# Climbing Skin Question



## paulie (Mar 18, 2007)

the 120's will be just fine, 130's would be overkill, granted they would give you wall to wall coverage throughout, but with such a huge surface area to begin with, you will probably never be slipping back on the 10mm of base exposed at the shovel. Also, when trimming them, use the tool included angle it at 45 degrees and foollow the edge of the ski with the tool, the edge will dull the tool, but you will get a perfect cut that exposes just your edge, just make sure to do it in one smooth motion or your skin egde will come out jagged. PM me if you need help.

paul


----------



## teleboater5.13 (Sep 29, 2005)

Paulie said it about perfect. you want skins to cover as much surface area of the ski that you can, but 10mm at the tip will not be a big deal. The most important area is under your foot where you will be applying pressure. 

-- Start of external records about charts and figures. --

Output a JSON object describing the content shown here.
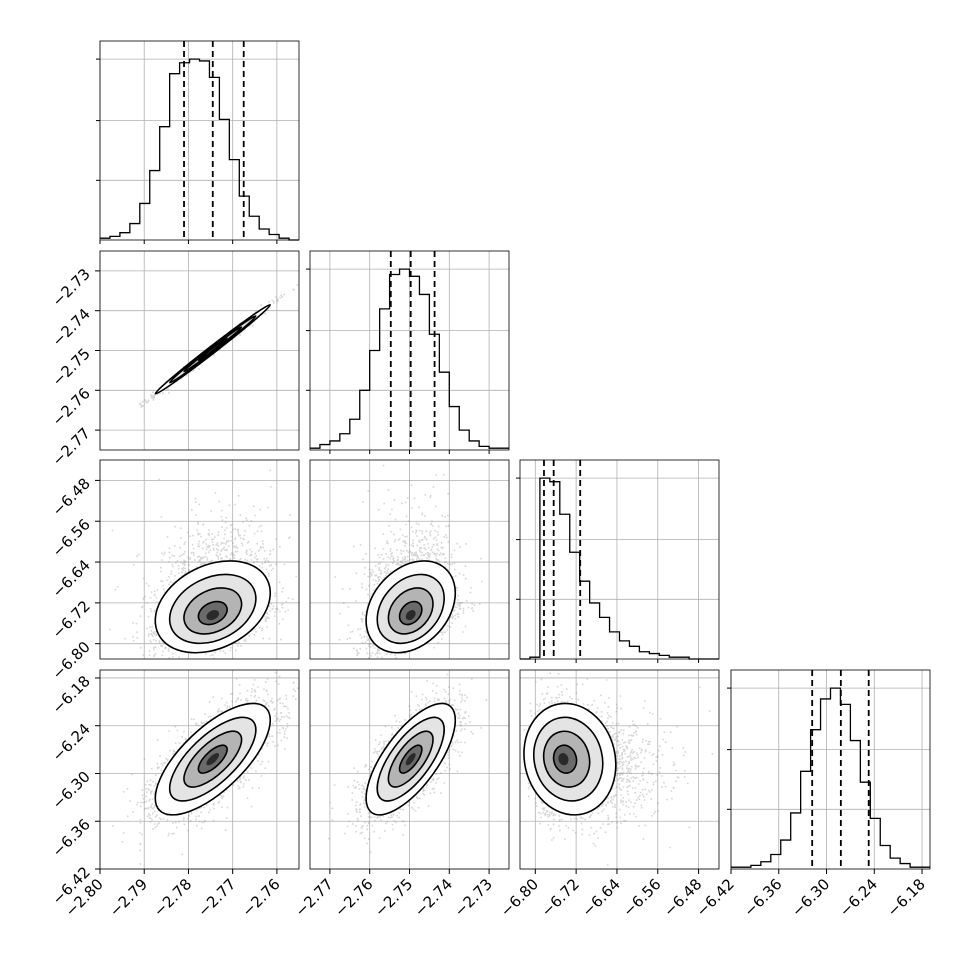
{
  "chart_data": {
    "type": "corner",
    "n_params": 4,
    "grid": true,
    "ranges": [
      [
        -2.8,
        -2.755
      ],
      [
        -2.775,
        -2.725
      ],
      [
        -6.83,
        -6.44
      ],
      [
        -6.42,
        -6.17
      ]
    ],
    "xticks": [
      [
        -2.8,
        -2.79,
        -2.78,
        -2.77,
        -2.76
      ],
      [
        -2.77,
        -2.76,
        -2.75,
        -2.74,
        -2.73
      ],
      [
        -6.8,
        -6.72,
        -6.64,
        -6.56,
        -6.48
      ],
      [
        -6.42,
        -6.36,
        -6.3,
        -6.24,
        -6.18
      ]
    ],
    "xtick_labels": [
      [
        "−2.80",
        "−2.79",
        "−2.78",
        "−2.77",
        "−2.76"
      ],
      [
        "−2.77",
        "−2.76",
        "−2.75",
        "−2.74",
        "−2.73"
      ],
      [
        "−6.80",
        "−6.72",
        "−6.64",
        "−6.56",
        "−6.48"
      ],
      [
        "−6.42",
        "−6.36",
        "−6.30",
        "−6.24",
        "−6.18"
      ]
    ],
    "yticks": [
      [],
      [
        -2.73,
        -2.74,
        -2.75,
        -2.76,
        -2.77
      ],
      [
        -6.48,
        -6.56,
        -6.64,
        -6.72,
        -6.8
      ],
      [
        -6.18,
        -6.24,
        -6.3,
        -6.36,
        -6.42
      ]
    ],
    "ytick_labels": [
      [],
      [
        "−2.73",
        "−2.74",
        "−2.75",
        "−2.76",
        "−2.77"
      ],
      [
        "−6.48",
        "−6.56",
        "−6.64",
        "−6.72",
        "−6.80"
      ],
      [
        "−6.18",
        "−6.24",
        "−6.30",
        "−6.36",
        "−6.42"
      ]
    ],
    "quantiles": [
      [
        -2.781,
        -2.7745,
        -2.7675
      ],
      [
        -2.7547,
        -2.7497,
        -2.7437
      ],
      [
        -6.783,
        -6.764,
        -6.712
      ],
      [
        -6.318,
        -6.282,
        -6.247
      ]
    ],
    "histograms": [
      {
        "edges_min": -2.8,
        "edges_max": -2.755,
        "counts": [
          1,
          2,
          4,
          9,
          20,
          38,
          62,
          91,
          97,
          99,
          98,
          89,
          66,
          44,
          24,
          13,
          6,
          3,
          1,
          0
        ]
      },
      {
        "edges_min": -2.775,
        "edges_max": -2.725,
        "counts": [
          1,
          3,
          5,
          9,
          17,
          33,
          55,
          78,
          97,
          100,
          96,
          86,
          64,
          43,
          24,
          11,
          5,
          2,
          1,
          1
        ]
      },
      {
        "edges_min": -6.83,
        "edges_max": -6.44,
        "counts": [
          0,
          1,
          100,
          98,
          80,
          59,
          43,
          31,
          23,
          15,
          10,
          7,
          4,
          3,
          2,
          1,
          1,
          0,
          0,
          0
        ]
      },
      {
        "edges_min": -6.42,
        "edges_max": -6.17,
        "counts": [
          1,
          1,
          2,
          4,
          8,
          16,
          31,
          54,
          77,
          94,
          100,
          91,
          71,
          48,
          28,
          13,
          6,
          3,
          1,
          1
        ]
      }
    ],
    "pairs": [
      {
        "row": 1,
        "col": 0,
        "mean": [
          -2.7745,
          -2.7497
        ],
        "std": [
          0.0065,
          0.0056
        ],
        "corr": 0.995,
        "skew": [
          0,
          0
        ]
      },
      {
        "row": 2,
        "col": 0,
        "mean": [
          -2.7745,
          -6.748
        ],
        "std": [
          0.0065,
          0.045
        ],
        "corr": 0.3,
        "skew": [
          0,
          1
        ]
      },
      {
        "row": 2,
        "col": 1,
        "mean": [
          -2.7497,
          -6.748
        ],
        "std": [
          0.0056,
          0.045
        ],
        "corr": 0.3,
        "skew": [
          0,
          1
        ]
      },
      {
        "row": 3,
        "col": 0,
        "mean": [
          -2.7745,
          -6.282
        ],
        "std": [
          0.0065,
          0.035
        ],
        "corr": 0.7,
        "skew": [
          0,
          0
        ]
      },
      {
        "row": 3,
        "col": 1,
        "mean": [
          -2.7497,
          -6.282
        ],
        "std": [
          0.0056,
          0.035
        ],
        "corr": 0.7,
        "skew": [
          0,
          0
        ]
      },
      {
        "row": 3,
        "col": 2,
        "mean": [
          -6.748,
          -6.282
        ],
        "std": [
          0.045,
          0.035
        ],
        "corr": -0.1,
        "skew": [
          1,
          0
        ]
      }
    ]
  }
}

Trimming skins is not difficult but can be extremely frustrating if done incorrectly. Just remember to start big and trim down...it is a lot easier to take off a little bit on each end than add a little bit if you cut them too small. Have fun and take your time.


----------



## Jay H (May 20, 2005)

Thanks guys, I really appreciate it!

here's to hittin' the slopes and making some sweet turns!

Jay


----------



## Dave Frank (Oct 14, 2003)

Jay, I've only done one set. They came out fine, but it would be really easy to F them up.

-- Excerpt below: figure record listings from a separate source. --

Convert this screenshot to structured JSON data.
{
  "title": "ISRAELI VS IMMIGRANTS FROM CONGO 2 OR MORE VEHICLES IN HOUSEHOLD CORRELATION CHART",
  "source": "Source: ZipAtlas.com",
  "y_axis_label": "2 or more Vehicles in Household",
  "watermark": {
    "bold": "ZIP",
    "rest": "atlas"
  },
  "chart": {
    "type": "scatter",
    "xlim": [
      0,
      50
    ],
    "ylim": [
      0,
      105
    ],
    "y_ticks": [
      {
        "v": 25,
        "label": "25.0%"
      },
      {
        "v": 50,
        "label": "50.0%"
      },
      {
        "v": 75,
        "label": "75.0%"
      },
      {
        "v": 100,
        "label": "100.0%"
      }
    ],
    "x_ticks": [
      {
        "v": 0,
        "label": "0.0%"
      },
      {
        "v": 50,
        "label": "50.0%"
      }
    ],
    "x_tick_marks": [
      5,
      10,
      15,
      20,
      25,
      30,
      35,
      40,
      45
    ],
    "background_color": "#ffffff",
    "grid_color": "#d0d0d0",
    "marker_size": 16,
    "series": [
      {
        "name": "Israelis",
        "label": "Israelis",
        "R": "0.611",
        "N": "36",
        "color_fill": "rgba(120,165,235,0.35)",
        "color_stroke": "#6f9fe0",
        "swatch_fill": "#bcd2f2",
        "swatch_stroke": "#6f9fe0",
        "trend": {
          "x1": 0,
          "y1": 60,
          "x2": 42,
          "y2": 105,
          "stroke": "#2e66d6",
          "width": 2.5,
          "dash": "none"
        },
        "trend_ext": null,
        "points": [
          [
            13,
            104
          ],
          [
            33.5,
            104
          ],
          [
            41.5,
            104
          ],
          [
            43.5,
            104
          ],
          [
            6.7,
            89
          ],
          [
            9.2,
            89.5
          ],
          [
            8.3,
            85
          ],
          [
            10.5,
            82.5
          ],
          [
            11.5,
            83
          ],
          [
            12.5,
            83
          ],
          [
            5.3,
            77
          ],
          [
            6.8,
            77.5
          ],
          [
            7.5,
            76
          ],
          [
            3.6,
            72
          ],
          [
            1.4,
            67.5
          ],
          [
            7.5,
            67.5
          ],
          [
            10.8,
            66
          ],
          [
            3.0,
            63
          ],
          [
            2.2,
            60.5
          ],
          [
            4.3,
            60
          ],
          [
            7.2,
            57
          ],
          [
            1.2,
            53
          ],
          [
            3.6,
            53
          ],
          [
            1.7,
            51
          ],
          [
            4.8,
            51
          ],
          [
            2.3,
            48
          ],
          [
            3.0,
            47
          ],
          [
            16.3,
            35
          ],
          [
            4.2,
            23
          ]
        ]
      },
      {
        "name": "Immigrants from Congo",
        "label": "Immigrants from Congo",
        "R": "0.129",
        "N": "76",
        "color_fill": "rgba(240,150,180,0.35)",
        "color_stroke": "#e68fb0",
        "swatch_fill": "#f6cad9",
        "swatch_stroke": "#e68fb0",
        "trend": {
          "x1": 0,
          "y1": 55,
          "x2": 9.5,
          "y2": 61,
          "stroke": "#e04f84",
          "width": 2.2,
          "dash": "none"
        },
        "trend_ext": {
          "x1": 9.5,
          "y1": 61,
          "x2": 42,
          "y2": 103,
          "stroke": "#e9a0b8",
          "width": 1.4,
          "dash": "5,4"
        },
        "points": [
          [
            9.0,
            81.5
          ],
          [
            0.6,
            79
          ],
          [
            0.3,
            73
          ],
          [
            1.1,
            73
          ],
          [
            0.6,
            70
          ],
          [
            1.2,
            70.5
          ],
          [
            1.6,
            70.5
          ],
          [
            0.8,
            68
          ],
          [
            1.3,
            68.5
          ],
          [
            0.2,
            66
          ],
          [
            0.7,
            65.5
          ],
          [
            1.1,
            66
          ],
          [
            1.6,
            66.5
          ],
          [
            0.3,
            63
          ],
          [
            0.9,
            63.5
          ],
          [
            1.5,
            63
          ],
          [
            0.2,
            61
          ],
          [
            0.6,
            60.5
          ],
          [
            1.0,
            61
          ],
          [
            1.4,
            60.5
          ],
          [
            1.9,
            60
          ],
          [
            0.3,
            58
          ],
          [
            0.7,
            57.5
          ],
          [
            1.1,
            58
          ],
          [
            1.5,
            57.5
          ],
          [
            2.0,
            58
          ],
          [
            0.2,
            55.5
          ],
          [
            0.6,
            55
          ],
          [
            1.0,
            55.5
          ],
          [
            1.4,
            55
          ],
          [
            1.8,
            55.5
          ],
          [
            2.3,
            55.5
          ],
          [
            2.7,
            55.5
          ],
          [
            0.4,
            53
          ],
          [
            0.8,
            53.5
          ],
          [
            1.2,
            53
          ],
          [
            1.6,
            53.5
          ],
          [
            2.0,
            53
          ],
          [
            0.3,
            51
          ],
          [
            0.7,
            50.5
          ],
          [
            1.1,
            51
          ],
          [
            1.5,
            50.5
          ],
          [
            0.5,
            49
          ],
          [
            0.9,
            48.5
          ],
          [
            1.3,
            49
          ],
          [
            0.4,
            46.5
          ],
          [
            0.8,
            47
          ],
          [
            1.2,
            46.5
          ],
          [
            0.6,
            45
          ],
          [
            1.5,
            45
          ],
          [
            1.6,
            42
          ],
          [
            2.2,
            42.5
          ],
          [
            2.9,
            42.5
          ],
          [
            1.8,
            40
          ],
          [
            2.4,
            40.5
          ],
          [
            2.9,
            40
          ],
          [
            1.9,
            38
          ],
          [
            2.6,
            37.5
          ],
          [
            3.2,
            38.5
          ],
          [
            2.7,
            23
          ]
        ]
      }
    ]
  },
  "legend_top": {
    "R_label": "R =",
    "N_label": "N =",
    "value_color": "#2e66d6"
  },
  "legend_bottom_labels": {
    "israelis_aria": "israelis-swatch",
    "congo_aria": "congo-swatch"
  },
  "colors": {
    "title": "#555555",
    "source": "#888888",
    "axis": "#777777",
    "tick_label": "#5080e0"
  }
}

Be sure you have an open CLEAN work area. Dust, dirt and hair would ruin them.

I used the 4 cut method. Might be excessive, but it worked great. put them in the middle and trim the both sides to match the ski. Then move it so it hangs over a full edge width and trim it again. This will leave the edge exposed when back in place. Then move it to the other side and repeat.

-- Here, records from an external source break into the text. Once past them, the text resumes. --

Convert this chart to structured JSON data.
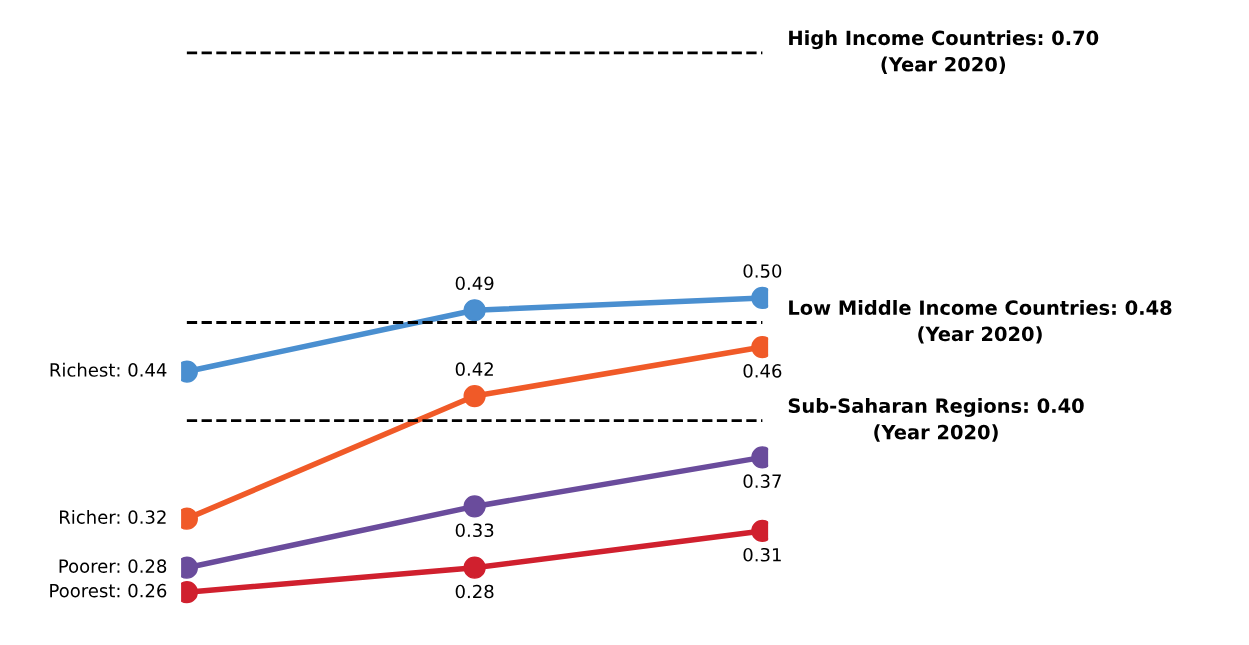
{
  "chart_data": {
    "type": "line",
    "categories": [
      null,
      null,
      null
    ],
    "series": [
      {
        "color": "#4a8fd0",
        "values": [
          0.44,
          0.49,
          0.5
        ],
        "value_labels": [
          "Richest: 0.44",
          "0.49",
          "0.50"
        ]
      },
      {
        "color": "#f05a28",
        "values": [
          0.32,
          0.42,
          0.46
        ],
        "value_labels": [
          "Richer: 0.32",
          "0.42",
          "0.46"
        ]
      },
      {
        "color": "#6a4c9c",
        "values": [
          0.28,
          0.33,
          0.37
        ],
        "value_labels": [
          "Poorer: 0.28",
          "0.33",
          "0.37"
        ]
      },
      {
        "color": "#d0202e",
        "values": [
          0.26,
          0.28,
          0.31
        ],
        "value_labels": [
          "Poorest: 0.26",
          "0.28",
          "0.31"
        ]
      }
    ],
    "ref_lines": [
      {
        "axis": "y",
        "value": 0.7,
        "label": "High Income Countries: 0.70\n(Year 2020)",
        "color": "#000000",
        "line_style": "dashed"
      },
      {
        "axis": "y",
        "value": 0.48,
        "label": "Low Middle Income Countries: 0.48\n(Year 2020)",
        "color": "#000000",
        "line_style": "dashed"
      },
      {
        "axis": "y",
        "value": 0.4,
        "label": "Sub-Saharan Regions: 0.40\n(Year 2020)",
        "color": "#000000",
        "line_style": "dashed"
      }
    ],
    "marker": "circle",
    "line_style": "solid",
    "legend": false,
    "tick_labels": false
  }
}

Keep a vacuum right there and suck up all the trimmings before you unstick the skin to adjust it. That stuff is nasty like fiberglass, and you don't want it on the glue, or in your clothes.


----------



## paulie (Mar 18, 2007)

What dave said is definitely true, do not drop them at all, you glue will be screwed and you will have a $180 pair of worthless nylon. That being said, after trimming way to many pairs of skins to count, the angle method is tried and true. Moving the skin once you get it set on the shovel and locking in on the tail is not what you want to do. Use the little letter opener thingy and your skins will glide like k-y. like I said if you need help or have ?'s give me a shout, i'd like to humbly consider myself a skin trimming pro ( afterall getting paid to do it makes you a pro right)


----------